Kotar
- Species: Killer whale (Orcinus orca)
- Breed: Icelandic
- Sex: Male
- Born: c. 1978
- Died: 1 April 1995 SeaWorld San Antonio, Texas
- Years active: 1978-1995
- Known for: Being the youngest surviving captive killer whale
- Offspring: 6
- Weight: 9,000 lb (4,100 kg)

= Kotar (orca) =

Male orca formerly in captivity at SeaWorld San Antonio, Texas

Kotar was a male killer whale captured off the southeast coast of Iceland in October 1978. At the time of his capture, he was only 210 cm long and he is believed to be the youngest killer whale taken into captivity from the wild that survived.

Kotar was bought by SeaWorld and sent to SeaWorld San Diego where he spent his first couple of years of captive life. He originally stayed at Shamu Stadium but was later moved to SeaWorld's petting pool.
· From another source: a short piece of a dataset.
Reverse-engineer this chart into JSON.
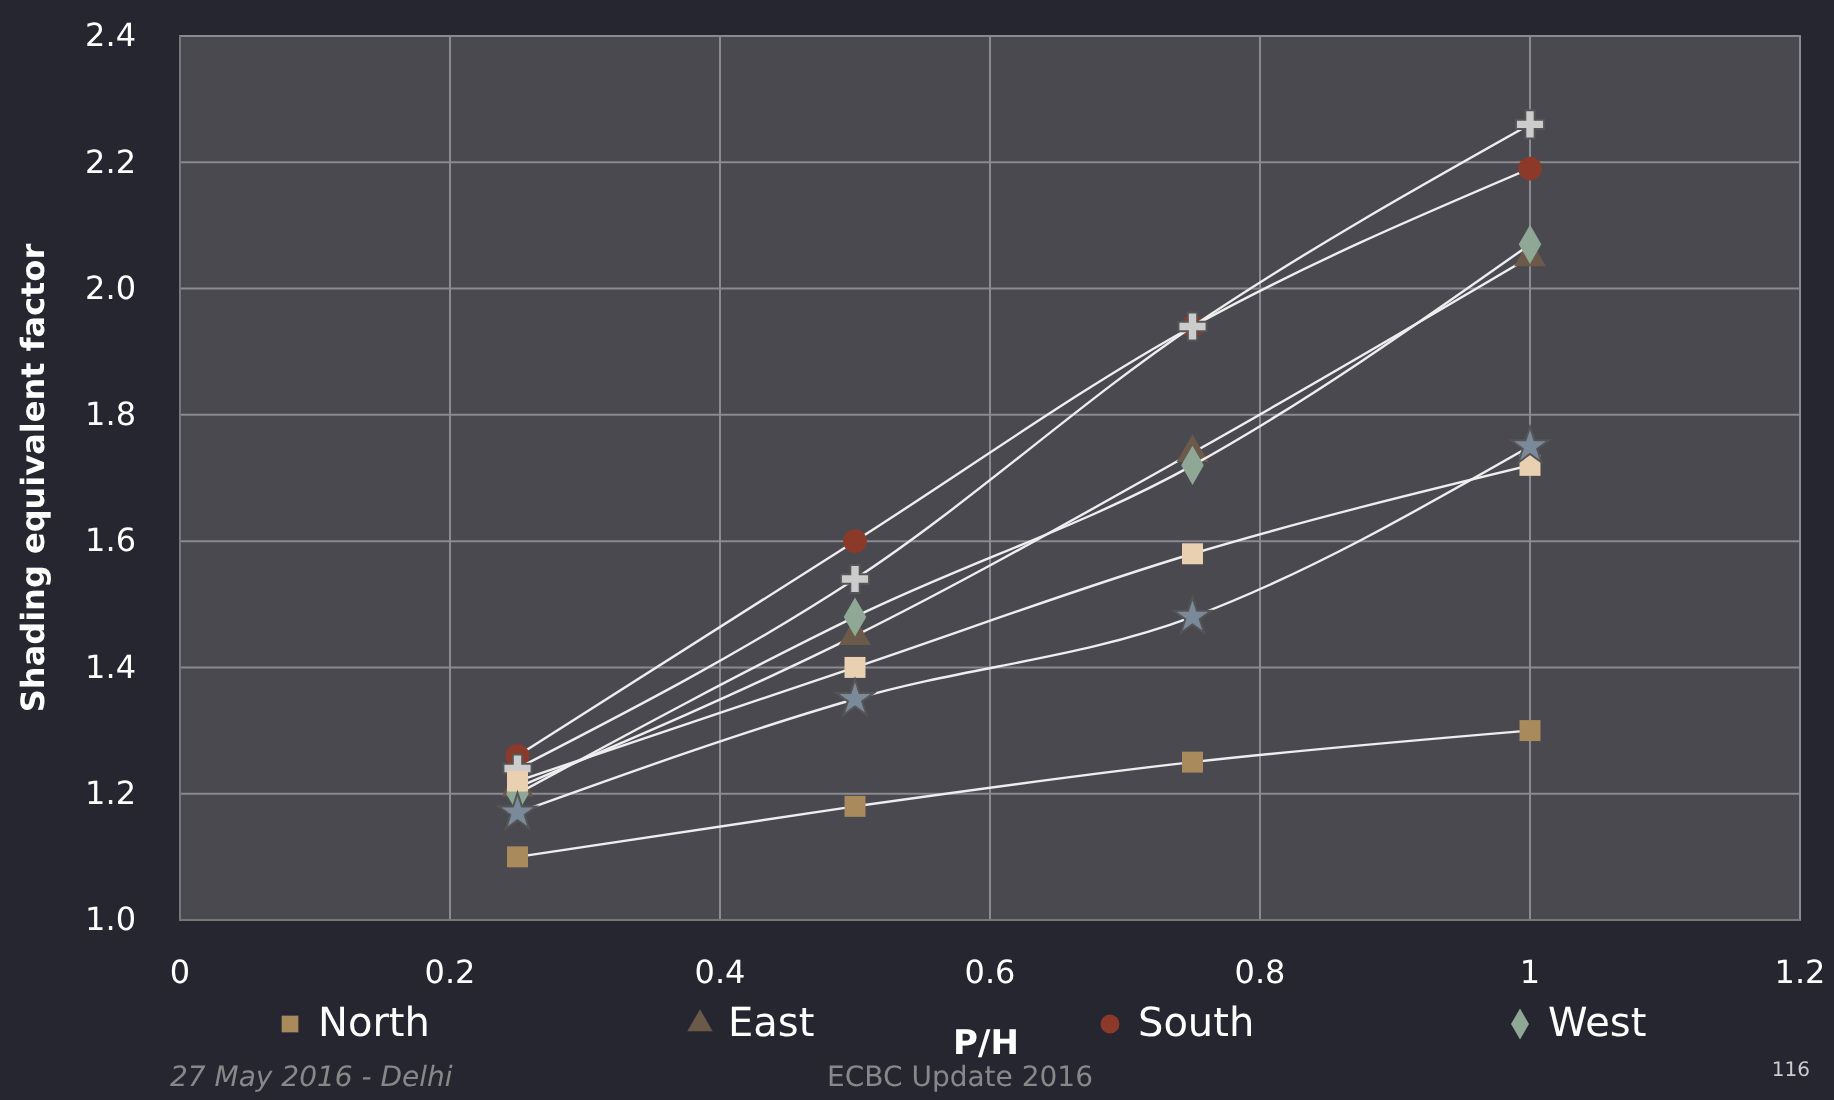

At some point in the 1980s, Kotar was transferred to SeaWorld Orlando. He played "Shamu" in JAWS 3-D in 1983. In 1987, Kanduke, a male killer whale bought by SeaWorld from Marineland of Canada, arrived in Orlando. Kotar and Kanduke did not get along and often fought, the aggression eventually getting serious. In 1988, following an incident in which Kotar bit Kanduke's penis and caused an infection and show cancellations, Kotar was moved to the newly opened SeaWorld San Antonio where he remained for the rest of his life.

Kotar died on 1 April 1995 after an illness that was attempted to be treated for 2 weeks.
During his time in captivity, Kotar sired six offspring; Takara, Keet, and Keto as well as three others that resulted in early deaths or stillbirths.